BLOGS: Keeping Up With Jones Street

Tuesday, November 13, 2012, 3:05 PM

Read Directions Before Using

It sounds like a girl thing but it pays to read the directions first, in this case the North Carolina Constitution.

Our state went red on election day. But don't be confused by the leaderships' team colors; the House of Representatives, the Senate, and the Executive Branch are distinct players when it comes to making state policy. The Governor has different responsibilities and privileges than the Speaker of the House and the President Pro Tempore of the Senate. And the tensions between the branches of government, and chambers of the legislature are designed to provide the checks and balances that protect our democracy.

The powers of the Governor are prescribed by our Constitution: "The Governor shall from time to time give the General Assembly information of the affairs of the State and recommend to their consideration such measures as he shall deem expedient." And, "The Governor shall take care that the laws are faithfully executed."

As are the legislative powers:  "Each house shall be the judge of the qualifications and elections of its own members, shall sit upon its own adjournment from day to day, and shall prepare bills to be enacted into laws."

To sum up, the Governor proposes, the House and Senate enact, the Governor implements. And, the Legislature is the boss of its own self -- or selves.

Friday, November 9, 2012, 11:54 AM

I Wrote That Campaign Contribution For What??

A decade ago a candidate could do as he pleased with his campaign account. In fact, he could convert those funds to personal use under the old law. (Don’t forger to pay your “income” taxes). Herman Cain spent $100,000 from his campaign funds buying copies of his book from his publishing company. Some Texas legislators are reported to have visited the Beverly Hills Wilshire Hotel and taken a Park City, UT ski trip. Enough about those scandals outside of NC; we made some changes in the last decade to make contributors and the public feel better…..

Now a candidate can use campaign funds – the contributions you and your neighbors made – for the following purposes:

• Campaign expenses,
• Expenses that are the result of holding office,
• Donations to nonprofits so long as the candidate’s immediate family is not employed by the organization,
• Contributions to political parties or caucuses,
• Pay penalties for violations of election or campaign finance laws, or contribute to a Legal Defense Fund (maximum of $4,000 per year),
• Contribute to the Escheat Fund in the State Treasurer’s Office (the Escheat Fund deserves its own blog entry),
• Legal contributions to other candidate committees, or
• You can return the funds to the contributors.

My favorite statement about campaign funds is from §163 278.16B.  (c)  “Contributions made to a candidate or candidate campaign committee do not become a part of the personal estate of the individual candidate.”

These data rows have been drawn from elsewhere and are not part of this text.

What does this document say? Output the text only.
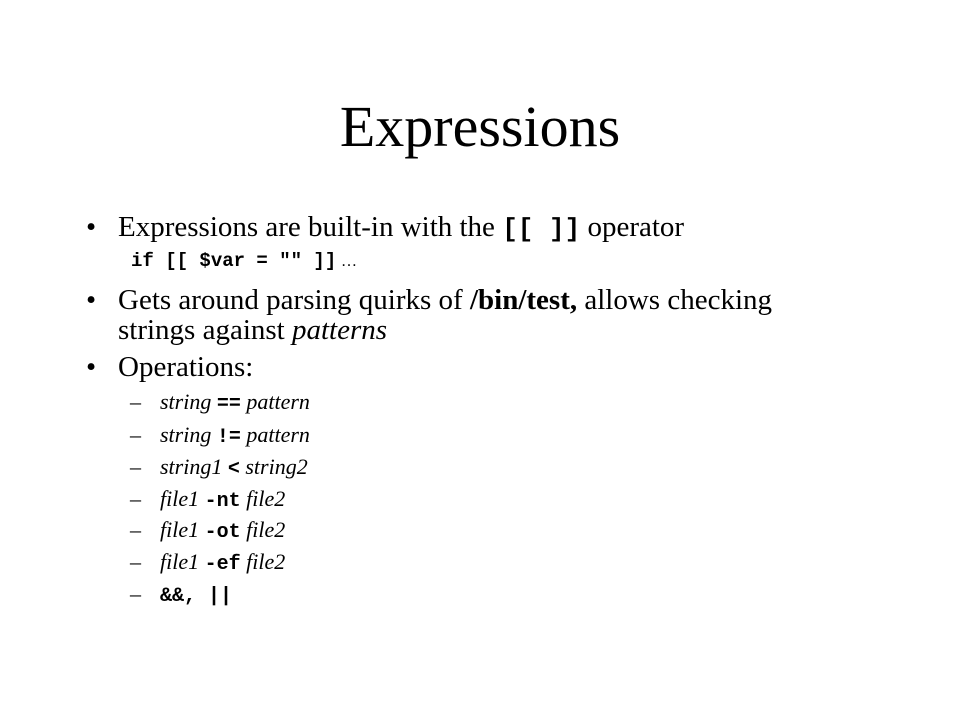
Expressions
• Expressions are built-in with the [[ ]] operator
if [[ $var = "" ]] …
• Gets around parsing quirks of /bin/test, allows checking
strings against patterns
• Operations:
– string == pattern
– string != pattern
– string1 < string2
– file1 -nt file2
– file1 -ot file2
– file1 -ef file2
– &&, ||
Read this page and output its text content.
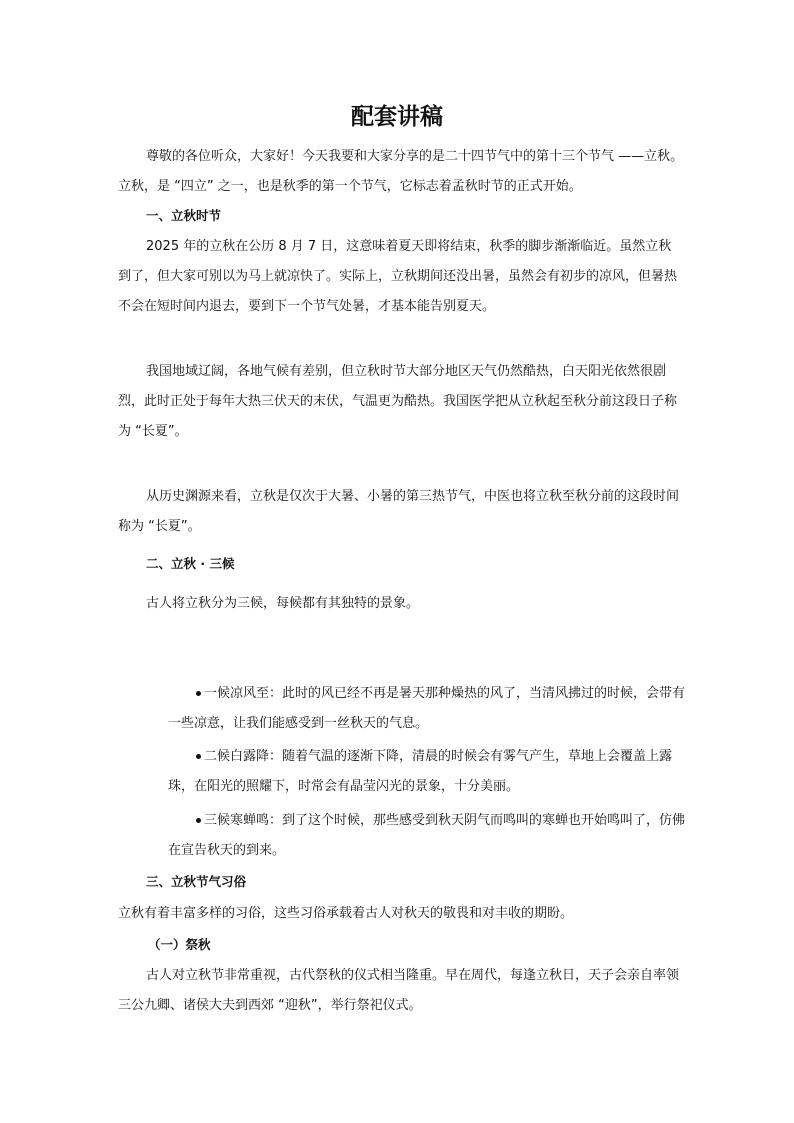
配套讲稿

尊敬的各位听众，大家好！今天我要和大家分享的是二十四节气中的第十三个节气 ——立秋。立秋，是 “四立” 之一，也是秋季的第一个节气，它标志着孟秋时节的正式开始。

一、立秋时节

2025 年的立秋在公历 8 月 7 日，这意味着夏天即将结束，秋季的脚步渐渐临近。虽然立秋到了，但大家可别以为马上就凉快了。实际上，立秋期间还没出暑，虽然会有初步的凉风，但暑热不会在短时间内退去，要到下一个节气处暑，才基本能告别夏天。

我国地域辽阔，各地气候有差别，但立秋时节大部分地区天气仍然酷热，白天阳光依然很剧烈，此时正处于每年大热三伏天的末伏，气温更为酷热。我国医学把从立秋起至秋分前这段日子称为 “长夏”。

从历史渊源来看，立秋是仅次于大暑、小暑的第三热节气，中医也将立秋至秋分前的这段时间称为 “长夏”。

二、立秋 · 三候

古人将立秋分为三候，每候都有其独特的景象。

一候凉风至：此时的风已经不再是暑天那种燥热的风了，当清风拂过的时候，会带有一些凉意，让我们能感受到一丝秋天的气息。

二候白露降：随着气温的逐渐下降，清晨的时候会有雾气产生，草地上会覆盖上露珠，在阳光的照耀下，时常会有晶莹闪光的景象，十分美丽。

三候寒蝉鸣：到了这个时候，那些感受到秋天阴气而鸣叫的寒蝉也开始鸣叫了，仿佛在宣告秋天的到来。

三、立秋节气习俗

立秋有着丰富多样的习俗，这些习俗承载着古人对秋天的敬畏和对丰收的期盼。

（一）祭秋

古人对立秋节非常重视，古代祭秋的仪式相当隆重。早在周代，每逢立秋日，天子会亲自率领三公九卿、诸侯大夫到西郊 “迎秋”，举行祭祀仪式。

Tuesday, November 6, 2012, 4:25 PM

Where Are We In Our Electoral History?

By 7:00 tonight those darned political ads will roll off tv.  Your phone calls from “private caller” will quiet.  And, given the polls released as late as yesterday, our nation will hold its collective breath as the swing states determine who will be president for the next four years.

In an interview last weekend on 60 Minutes with my favorite historian, David McCullough, we were reminded by him that mudslinging in presidential campaigns is the norm. It always has been.  And it’s been plenty nastier than this.  McCullough points to the presidential fight between Thomas Jefferson and John Adams in 1800 where Jefferson resorted to real mudslinging. “Well, Jefferson was paying a slander specialist, a journalist, to go after Adams, writing that he was mentally unbalanced. He was a hermaphrodite, all these things.”

And when asked to comment on this year’s election McCullough seems unimpressed with the campaigns of either side.  He says, “The shame of it is, the shame of it is they're spending all this unconscionable amount of money. And what is it producing? A not very good show.”  That’s true.  We’re not talking much about the real issues.  And it hasn’t made for good theater.

If you have some time today, and want to put this election in perspective, have a look at the 60 Minutes interview with David McCullough.

Full disclosure: I’m a McCullough groupie.